Gopu was thrilled. “Now let’s upgrade it to be a Bullshit Neutraliser! The neutraliser will blast counter-narratives to shut up all nonsensical claims!” My wife, ever the visionary, suggested the creation of a Bullshit Avenger—a device that would ‘encounter’ any person spouting propaganda, asserting technical inexactitudes or taking liberty with facts.

 

With great regret, I realised a neutraliser or an avenger would shove me into perpetual conflict with the rest of the world.
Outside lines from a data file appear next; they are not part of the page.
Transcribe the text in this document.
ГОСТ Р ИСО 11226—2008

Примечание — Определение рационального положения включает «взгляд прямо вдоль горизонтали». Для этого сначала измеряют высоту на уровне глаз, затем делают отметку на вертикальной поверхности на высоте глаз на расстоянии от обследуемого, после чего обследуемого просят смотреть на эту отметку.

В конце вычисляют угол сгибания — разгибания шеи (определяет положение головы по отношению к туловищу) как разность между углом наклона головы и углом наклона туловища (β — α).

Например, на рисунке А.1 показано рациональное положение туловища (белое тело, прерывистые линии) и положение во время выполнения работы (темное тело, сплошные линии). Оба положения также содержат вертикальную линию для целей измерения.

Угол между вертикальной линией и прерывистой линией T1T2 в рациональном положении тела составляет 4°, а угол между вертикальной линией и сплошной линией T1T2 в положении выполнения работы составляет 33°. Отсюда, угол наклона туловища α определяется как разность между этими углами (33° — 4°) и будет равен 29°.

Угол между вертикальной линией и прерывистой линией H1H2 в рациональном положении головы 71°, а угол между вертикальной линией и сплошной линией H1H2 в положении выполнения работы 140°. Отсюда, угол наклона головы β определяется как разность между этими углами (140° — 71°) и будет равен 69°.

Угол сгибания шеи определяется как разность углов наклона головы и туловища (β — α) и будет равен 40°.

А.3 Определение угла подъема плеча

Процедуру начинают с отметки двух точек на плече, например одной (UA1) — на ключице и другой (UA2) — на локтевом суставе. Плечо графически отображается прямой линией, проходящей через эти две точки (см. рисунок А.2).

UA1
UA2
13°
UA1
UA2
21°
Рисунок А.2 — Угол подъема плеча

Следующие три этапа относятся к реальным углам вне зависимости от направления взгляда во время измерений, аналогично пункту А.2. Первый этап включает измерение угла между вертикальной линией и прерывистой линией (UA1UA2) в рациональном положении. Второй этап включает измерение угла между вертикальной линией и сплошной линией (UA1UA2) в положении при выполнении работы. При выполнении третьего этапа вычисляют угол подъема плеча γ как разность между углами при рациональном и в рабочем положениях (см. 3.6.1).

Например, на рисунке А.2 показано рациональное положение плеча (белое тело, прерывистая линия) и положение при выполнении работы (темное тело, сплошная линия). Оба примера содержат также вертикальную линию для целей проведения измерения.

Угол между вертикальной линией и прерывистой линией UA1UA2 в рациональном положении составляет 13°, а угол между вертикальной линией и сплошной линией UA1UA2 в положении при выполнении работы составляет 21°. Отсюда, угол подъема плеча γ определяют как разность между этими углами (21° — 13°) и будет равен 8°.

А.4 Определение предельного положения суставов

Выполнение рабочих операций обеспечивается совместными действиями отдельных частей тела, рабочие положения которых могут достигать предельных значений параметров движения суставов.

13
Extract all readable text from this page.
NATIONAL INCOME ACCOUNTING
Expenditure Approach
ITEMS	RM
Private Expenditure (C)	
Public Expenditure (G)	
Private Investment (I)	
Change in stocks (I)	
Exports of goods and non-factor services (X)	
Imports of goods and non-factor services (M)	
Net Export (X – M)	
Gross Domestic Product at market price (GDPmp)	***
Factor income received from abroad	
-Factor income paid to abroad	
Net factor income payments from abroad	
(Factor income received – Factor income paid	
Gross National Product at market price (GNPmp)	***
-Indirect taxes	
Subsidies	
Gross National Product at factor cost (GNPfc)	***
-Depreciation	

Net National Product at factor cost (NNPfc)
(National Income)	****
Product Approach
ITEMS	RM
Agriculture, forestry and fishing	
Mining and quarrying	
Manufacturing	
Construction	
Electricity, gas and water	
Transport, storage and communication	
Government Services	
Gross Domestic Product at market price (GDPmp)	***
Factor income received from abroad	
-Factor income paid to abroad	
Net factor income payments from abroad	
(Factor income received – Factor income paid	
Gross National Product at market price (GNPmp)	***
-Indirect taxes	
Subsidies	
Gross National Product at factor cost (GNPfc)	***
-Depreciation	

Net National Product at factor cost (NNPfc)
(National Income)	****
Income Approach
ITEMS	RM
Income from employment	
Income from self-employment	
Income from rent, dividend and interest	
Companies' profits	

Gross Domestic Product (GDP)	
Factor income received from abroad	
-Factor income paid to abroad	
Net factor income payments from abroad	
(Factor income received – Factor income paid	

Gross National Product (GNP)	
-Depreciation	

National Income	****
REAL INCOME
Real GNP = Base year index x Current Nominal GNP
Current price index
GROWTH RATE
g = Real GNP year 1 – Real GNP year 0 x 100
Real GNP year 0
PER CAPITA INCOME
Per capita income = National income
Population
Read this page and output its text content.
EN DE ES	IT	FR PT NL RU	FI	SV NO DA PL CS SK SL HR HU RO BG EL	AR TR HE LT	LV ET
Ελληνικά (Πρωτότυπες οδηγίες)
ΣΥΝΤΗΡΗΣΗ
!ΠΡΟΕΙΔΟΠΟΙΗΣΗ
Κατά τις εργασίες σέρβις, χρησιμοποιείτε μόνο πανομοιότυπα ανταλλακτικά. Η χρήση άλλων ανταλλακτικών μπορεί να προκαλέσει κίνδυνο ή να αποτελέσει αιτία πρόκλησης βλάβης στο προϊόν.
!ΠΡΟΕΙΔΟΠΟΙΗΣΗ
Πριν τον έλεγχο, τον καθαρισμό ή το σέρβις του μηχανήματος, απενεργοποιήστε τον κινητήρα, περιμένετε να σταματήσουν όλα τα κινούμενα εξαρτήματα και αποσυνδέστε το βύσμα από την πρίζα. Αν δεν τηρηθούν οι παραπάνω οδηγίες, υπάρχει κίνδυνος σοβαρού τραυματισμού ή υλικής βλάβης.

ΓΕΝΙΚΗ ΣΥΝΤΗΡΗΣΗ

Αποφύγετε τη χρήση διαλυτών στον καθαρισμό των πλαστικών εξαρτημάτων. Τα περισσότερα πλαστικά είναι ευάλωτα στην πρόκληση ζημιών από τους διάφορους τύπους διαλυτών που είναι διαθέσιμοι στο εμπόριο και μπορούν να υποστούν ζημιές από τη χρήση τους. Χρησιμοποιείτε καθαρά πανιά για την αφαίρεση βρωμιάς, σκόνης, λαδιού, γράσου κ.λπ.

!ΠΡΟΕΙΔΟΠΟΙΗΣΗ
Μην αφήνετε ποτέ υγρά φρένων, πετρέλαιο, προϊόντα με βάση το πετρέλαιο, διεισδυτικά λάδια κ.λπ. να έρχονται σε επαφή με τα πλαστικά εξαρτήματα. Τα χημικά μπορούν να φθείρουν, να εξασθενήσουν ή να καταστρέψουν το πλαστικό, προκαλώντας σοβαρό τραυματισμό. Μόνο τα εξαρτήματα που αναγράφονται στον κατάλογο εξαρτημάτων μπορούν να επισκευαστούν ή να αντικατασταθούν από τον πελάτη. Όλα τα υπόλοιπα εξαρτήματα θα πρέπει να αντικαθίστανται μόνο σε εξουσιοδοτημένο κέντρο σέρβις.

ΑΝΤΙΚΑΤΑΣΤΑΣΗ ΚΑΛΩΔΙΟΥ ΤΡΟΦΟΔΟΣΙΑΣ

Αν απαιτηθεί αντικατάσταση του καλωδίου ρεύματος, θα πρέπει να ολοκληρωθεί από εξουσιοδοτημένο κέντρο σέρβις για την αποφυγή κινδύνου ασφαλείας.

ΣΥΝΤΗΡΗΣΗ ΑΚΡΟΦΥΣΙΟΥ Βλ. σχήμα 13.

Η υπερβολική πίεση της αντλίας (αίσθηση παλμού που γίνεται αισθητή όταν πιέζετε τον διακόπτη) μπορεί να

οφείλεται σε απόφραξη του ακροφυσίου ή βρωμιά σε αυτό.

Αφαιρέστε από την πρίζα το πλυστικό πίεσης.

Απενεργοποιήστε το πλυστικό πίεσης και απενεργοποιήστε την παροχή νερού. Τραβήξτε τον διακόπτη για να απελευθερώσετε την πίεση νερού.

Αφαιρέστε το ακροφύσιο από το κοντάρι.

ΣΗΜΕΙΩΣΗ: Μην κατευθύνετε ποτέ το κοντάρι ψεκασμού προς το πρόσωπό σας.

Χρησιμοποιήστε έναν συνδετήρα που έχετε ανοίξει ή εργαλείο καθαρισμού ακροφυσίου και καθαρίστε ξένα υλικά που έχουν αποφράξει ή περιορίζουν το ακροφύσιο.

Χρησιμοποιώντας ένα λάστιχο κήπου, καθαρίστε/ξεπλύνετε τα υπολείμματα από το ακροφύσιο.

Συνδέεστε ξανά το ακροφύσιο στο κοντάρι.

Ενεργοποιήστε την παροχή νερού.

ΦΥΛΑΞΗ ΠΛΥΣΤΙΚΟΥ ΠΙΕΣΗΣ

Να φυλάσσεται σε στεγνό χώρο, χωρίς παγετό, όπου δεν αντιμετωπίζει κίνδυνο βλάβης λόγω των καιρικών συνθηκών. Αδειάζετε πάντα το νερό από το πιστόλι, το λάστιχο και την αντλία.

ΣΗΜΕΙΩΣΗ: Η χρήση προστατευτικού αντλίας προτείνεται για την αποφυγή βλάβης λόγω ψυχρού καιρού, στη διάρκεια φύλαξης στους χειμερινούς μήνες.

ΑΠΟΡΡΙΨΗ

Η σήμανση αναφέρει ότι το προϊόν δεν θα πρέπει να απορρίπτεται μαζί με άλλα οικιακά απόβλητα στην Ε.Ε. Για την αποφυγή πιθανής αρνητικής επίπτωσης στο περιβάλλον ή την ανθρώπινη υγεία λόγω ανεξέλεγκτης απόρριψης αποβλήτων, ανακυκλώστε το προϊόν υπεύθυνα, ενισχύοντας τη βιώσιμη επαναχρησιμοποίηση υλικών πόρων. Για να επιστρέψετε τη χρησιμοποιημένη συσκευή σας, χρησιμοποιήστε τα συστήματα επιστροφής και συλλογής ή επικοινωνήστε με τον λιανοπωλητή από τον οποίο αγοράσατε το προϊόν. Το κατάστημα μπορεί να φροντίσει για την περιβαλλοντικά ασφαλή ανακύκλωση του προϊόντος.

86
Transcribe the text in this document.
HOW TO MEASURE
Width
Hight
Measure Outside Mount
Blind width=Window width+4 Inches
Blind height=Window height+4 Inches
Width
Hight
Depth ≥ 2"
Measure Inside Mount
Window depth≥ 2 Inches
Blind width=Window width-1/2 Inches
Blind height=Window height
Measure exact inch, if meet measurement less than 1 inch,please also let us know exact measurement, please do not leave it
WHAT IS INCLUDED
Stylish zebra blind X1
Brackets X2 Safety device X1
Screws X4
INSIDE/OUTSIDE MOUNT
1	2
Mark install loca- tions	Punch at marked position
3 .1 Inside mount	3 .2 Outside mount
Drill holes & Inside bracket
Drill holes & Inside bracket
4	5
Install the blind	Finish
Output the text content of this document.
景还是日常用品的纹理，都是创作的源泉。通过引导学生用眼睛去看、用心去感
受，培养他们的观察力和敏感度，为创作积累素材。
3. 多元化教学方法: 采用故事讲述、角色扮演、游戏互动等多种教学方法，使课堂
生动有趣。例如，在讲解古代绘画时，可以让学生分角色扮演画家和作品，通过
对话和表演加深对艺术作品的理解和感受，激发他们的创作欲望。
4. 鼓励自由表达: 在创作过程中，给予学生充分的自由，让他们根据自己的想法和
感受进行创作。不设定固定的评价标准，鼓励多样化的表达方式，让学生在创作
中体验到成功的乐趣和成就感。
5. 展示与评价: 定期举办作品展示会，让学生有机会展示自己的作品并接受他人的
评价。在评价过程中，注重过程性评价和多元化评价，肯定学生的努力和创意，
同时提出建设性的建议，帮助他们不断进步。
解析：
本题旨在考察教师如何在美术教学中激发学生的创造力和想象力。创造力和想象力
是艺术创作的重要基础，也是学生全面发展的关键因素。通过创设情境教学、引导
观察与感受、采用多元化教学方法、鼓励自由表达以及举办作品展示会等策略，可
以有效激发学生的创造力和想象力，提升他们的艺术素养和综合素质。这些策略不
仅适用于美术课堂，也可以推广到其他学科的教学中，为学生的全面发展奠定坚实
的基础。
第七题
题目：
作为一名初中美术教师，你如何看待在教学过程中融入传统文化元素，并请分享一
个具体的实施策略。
As it was, the BSDF2047 was driving me nuts with its ceaseless buzzing, tut-tutting and screaming. Out of sheer exasperation, I took it to the Lohawala Pul on the Yamuna River and caressed it one last time. “Over you go,” I whispered, hurling it into the abyss. “Find peace in the clean Yamuna.”

 

As it sank in the murky waters, BSDF2047 let out one final, defiant screech, in protest against my terming the Yamuna as “clean”. I swear I could see huge bubbles of indignation rise to the surface. Back home, I had to face a very miffed Ekya. “Nana, you lost your one chance to become a crorepati,” she lamented. “You could have made a fortune selling the BSDF2047 to every WhatsApp uncle in India!”